KDD2026
Scaling Recommender Transformers to One Billion Parameters
Kirill Khrylchenko, Artem Matveev, Sergei S. Makeev, Vladimir Baikalov
12 citations
Abstract
While large transformer models have been successfully used in many real-world applications such as natural language processing, computer vision, and speech processing, scaling transformers for recommender systems remains a challenging problem. Recently, the Generative Recommenders framework was proposed as a way to scale beyond typical Deep Learning Recommendation Models (DLRMs). By reformulating recommendation as a sequential transduction task, it improves scaling properties in terms of compute. Nevertheless, the largest encoder configuration reported by the HSTU authors is only 176 million parameters --- far smaller than the hundreds of billions (or even trillions) that are now common in language models. In this work, we present a recipe for training large transformer recommenders with up to one billion parameters.
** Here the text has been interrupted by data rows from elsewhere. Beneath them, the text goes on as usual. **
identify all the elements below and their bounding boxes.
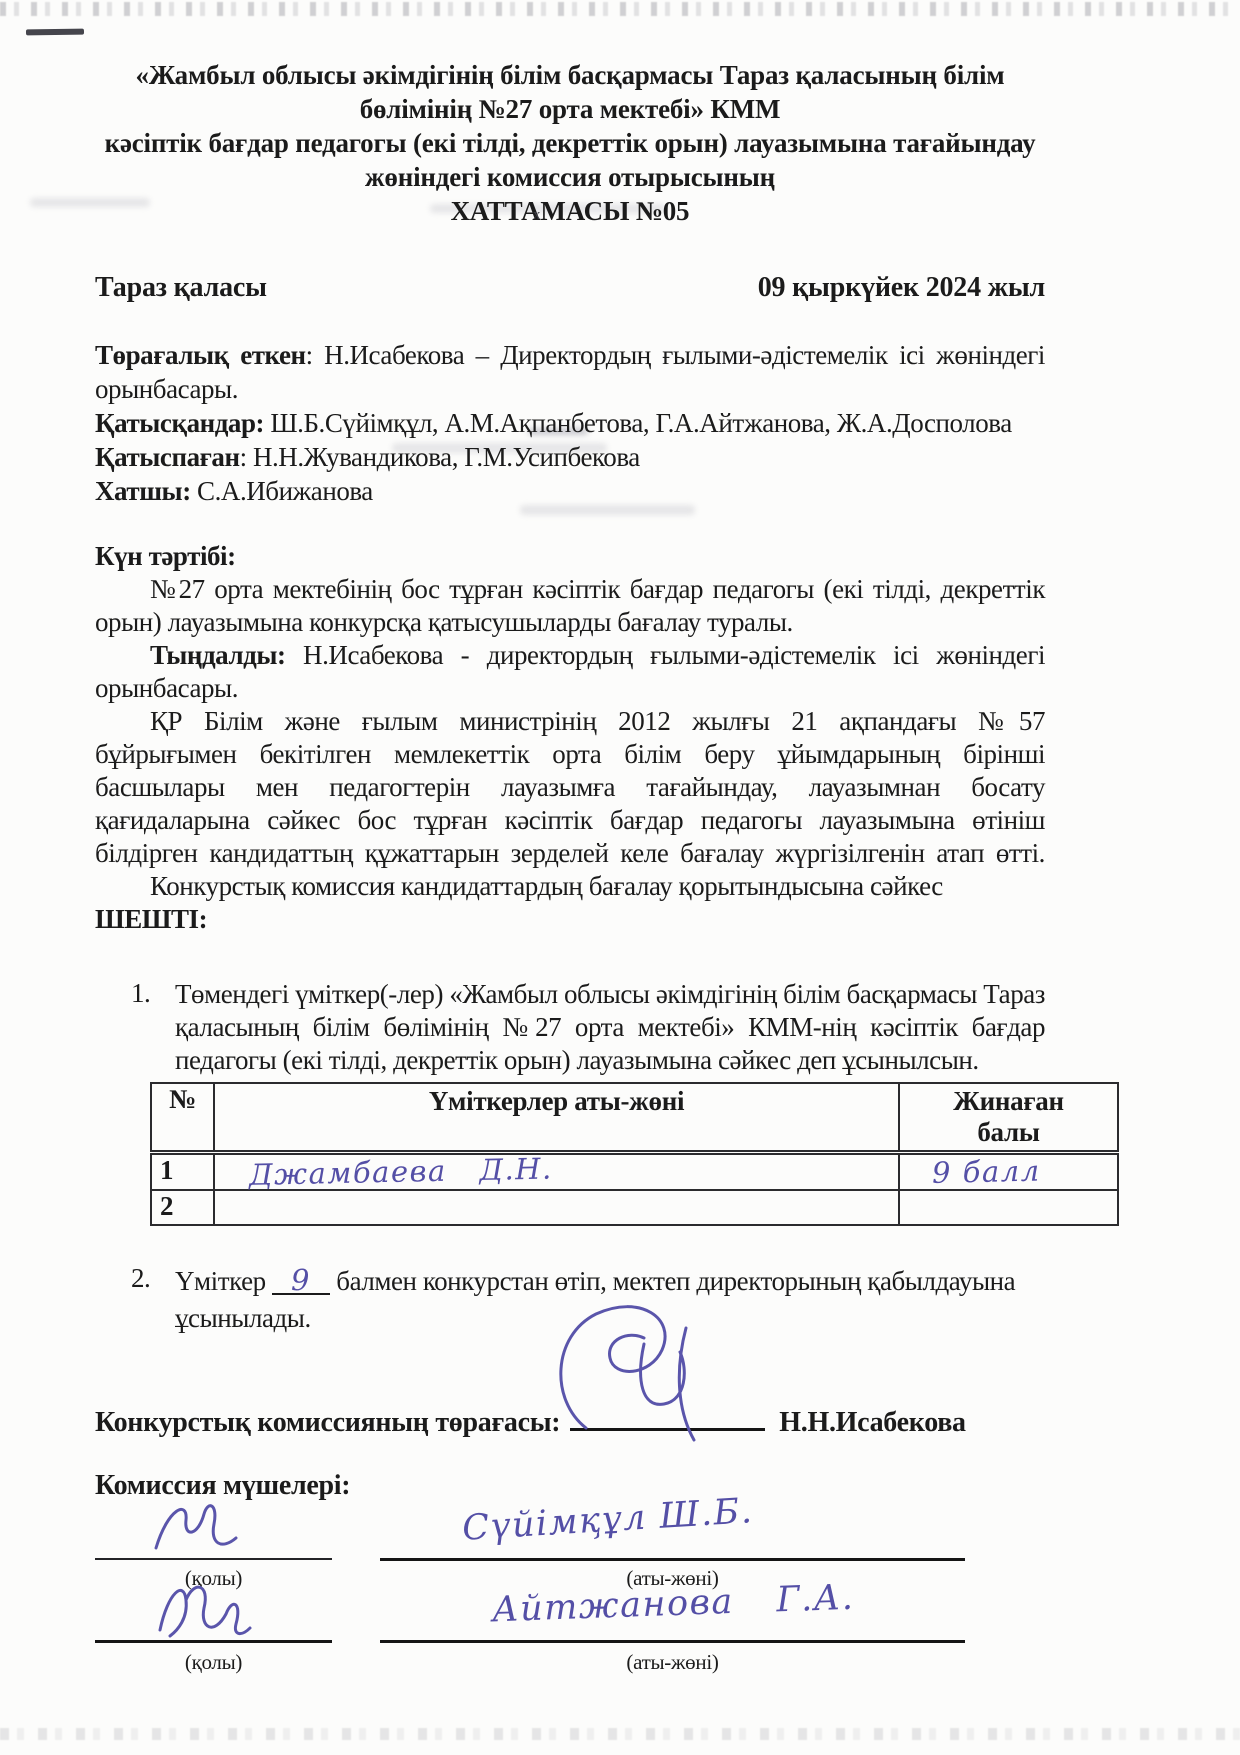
row-number-cell: 1 <box>151 1153 214 1191</box>
signature-line <box>380 1640 965 1643</box>
handwritten-member-name: Сүйімқұл Ш.Б. <box>461 1491 754 1549</box>
chairperson-line: Төрағалық еткен: Н.Исабекова – Директорд… <box>95 338 1045 372</box>
chairperson-label: Төрағалық еткен <box>95 340 306 370</box>
title-line: бөлімінің №27 орта мектебі» КММ <box>95 92 1045 126</box>
handwritten-score <box>906 1215 932 1216</box>
member-signature-icon <box>148 1496 268 1558</box>
protocol-number-line: ХАТТАМАСЫ №05 <box>95 194 1045 228</box>
score-cell <box>899 1190 1118 1225</box>
secretary-label: Хатшы: <box>95 476 191 506</box>
agenda-block: Күн тәртібі: №27 орта мектебінің бос тұр… <box>95 540 1045 936</box>
col-header-number: № <box>151 1083 214 1153</box>
absent-line: Қатыспаған: Н.Н.Жувандикова, Г.М.Усипбек… <box>95 440 1045 474</box>
place-and-date-row: Тараз қаласы 09 қыркүйек 2024 жыл <box>95 272 1045 304</box>
handwritten-candidate-name <box>221 1215 249 1216</box>
secretary-line: Хатшы: С.А.Ибижанова <box>95 474 1045 508</box>
present-names: Ш.Б.Сүйімқұл, А.М.Ақпанбетова, Г.А.Айтжа… <box>264 408 1012 438</box>
attendance-block: Төрағалық еткен: Н.Исабекова – Директорд… <box>95 338 1045 508</box>
chairperson-text: : Н.Исабекова – Директордың ғылыми-әдіст… <box>306 340 1045 370</box>
scan-noise-bottom <box>0 1728 1240 1740</box>
item-number: 1. <box>131 978 150 1009</box>
heard-label: Тыңдалды: <box>150 640 286 670</box>
score-cell: 9 балл <box>899 1153 1118 1191</box>
candidates-table: № Үміткерлер аты-жөні Жинаған балы 1 Джа… <box>150 1082 1119 1226</box>
table-row: 2 <box>151 1190 1118 1225</box>
signature-line <box>95 1640 332 1643</box>
narrative-line: ҚР Білім және ғылым министрінің 2012 жыл… <box>95 705 1045 738</box>
title-line: кәсіптік бағдар педагогы (екі тілді, дек… <box>95 126 1045 160</box>
narrative-line: бұйрығымен бекітілген мемлекеттік орта б… <box>95 738 1045 771</box>
decision-item-1: 1. Төмендегі үміткер(-лер) «Жамбыл облыс… <box>131 978 1045 1077</box>
table-row: 1 Джамбаева Д.Н. 9 балл <box>151 1153 1118 1191</box>
member-signature-icon <box>150 1578 260 1640</box>
table-header-row: № Үміткерлер аты-жөні Жинаған балы <box>151 1083 1118 1153</box>
present-label: Қатысқандар: <box>95 408 264 438</box>
candidate-name-cell <box>214 1190 899 1225</box>
narrative-line: қағидаларына сәйкес бос тұрған кәсіптік … <box>95 804 1045 837</box>
col-header-score-line: Жинаған <box>906 1086 1111 1117</box>
heard-line-wrap: орынбасары. <box>95 672 1045 705</box>
scan-x-artifact: х <box>533 198 540 232</box>
narrative-line: Конкурстық комиссия кандидаттардың бағал… <box>95 870 1045 903</box>
signature-line <box>95 1558 332 1560</box>
city-label: Тараз қаласы <box>95 272 267 304</box>
narrative-line: білдірген кандидаттың құжаттарын зерделе… <box>95 837 1045 870</box>
agenda-heading: Күн тәртібі: <box>95 540 1045 573</box>
sign-label: (қолы) <box>95 1650 332 1675</box>
present-line: Қатысқандар: Ш.Б.Сүйімқұл, А.М.Ақпанбето… <box>95 406 1045 440</box>
signature-line <box>380 1558 965 1561</box>
scanned-protocol-document: «Жамбыл облысы әкімдігінің білім басқарм… <box>0 0 1240 1755</box>
chair-signature-icon <box>548 1300 748 1450</box>
item2-prefix: Үміткер <box>175 1266 266 1296</box>
secretary-name: С.А.Ибижанова <box>191 476 373 506</box>
absent-label: Қатыспаған <box>95 442 240 472</box>
agenda-text-line: №27 орта мектебінің бос тұрған кәсіптік … <box>95 573 1045 606</box>
handwritten-score-on-blank: 9 <box>272 1267 330 1295</box>
handwritten-candidate-name: Джамбаева Д.Н. <box>221 1152 553 1193</box>
item-number: 2. <box>131 1263 150 1294</box>
chair-signature-label: Конкурстық комиссияның төрағасы: <box>95 1407 560 1438</box>
chairperson-line-wrap: орынбасары. <box>95 372 1045 406</box>
decision-text-line: қаласының білім бөлімінің №27 орта мекте… <box>175 1011 1045 1044</box>
scan-noise-top <box>0 2 1240 16</box>
title-line: «Жамбыл облысы әкімдігінің білім басқарм… <box>95 58 1045 92</box>
heard-line: Тыңдалды: Н.Исабекова - директордың ғылы… <box>95 639 1045 672</box>
decided-heading: ШЕШТІ: <box>95 903 1045 936</box>
document-title: «Жамбыл облысы әкімдігінің білім басқарм… <box>95 58 1045 228</box>
name-label: (аты-жөні) <box>380 1650 965 1675</box>
row-number-cell: 2 <box>151 1190 214 1225</box>
candidate-name-cell: Джамбаева Д.Н. <box>214 1153 899 1191</box>
col-header-candidate-name: Үміткерлер аты-жөні <box>214 1083 899 1153</box>
narrative-line: басшылары мен педагогтерін лауазымға тағ… <box>95 771 1045 804</box>
scan-mark-dash <box>26 29 84 36</box>
title-line: жөніндегі комиссия отырысының <box>95 160 1045 194</box>
chair-name: Н.Н.Исабекова <box>779 1407 965 1438</box>
col-header-score-line: балы <box>906 1117 1111 1148</box>
handwritten-score: 9 балл <box>906 1154 1041 1191</box>
decision-text-line: педагогы (екі тілді, декреттік орын) лау… <box>175 1044 1045 1077</box>
heard-text: Н.Исабекова - директордың ғылыми-әдістем… <box>286 640 1045 670</box>
decision-text-line: Үміткер 9 балмен конкурстан өтіп, мектеп… <box>175 1263 1045 1300</box>
agenda-text-line: орын) лауазымына конкурсқа қатысушыларды… <box>95 606 1045 639</box>
col-header-score: Жинаған балы <box>899 1083 1118 1153</box>
item2-rest: балмен конкурстан өтіп, мектеп директоры… <box>330 1266 1015 1296</box>
decision-text-line: Төмендегі үміткер(-лер) «Жамбыл облысы ә… <box>175 978 1045 1011</box>
absent-names: : Н.Н.Жувандикова, Г.М.Усипбекова <box>240 442 640 472</box>
date-label: 09 қыркүйек 2024 жыл <box>758 272 1045 304</box>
We show that autoregressive learning on user histories naturally decomposes into two subtasks, feedback prediction and next-item prediction, and demonstrate that this decomposition scales effectively across a wide range of transformer sizes. Furthermore, we report a successful deployment on a large-scale music platform serving millions of users. In online A/B tests, the proposed model increases total listening time by +2.26% and raises the likelihood of user likes by +6.37%, constituting (to our knowledge) the largest improvement in recommendation quality reported for any deep learning-based system in the platform's history.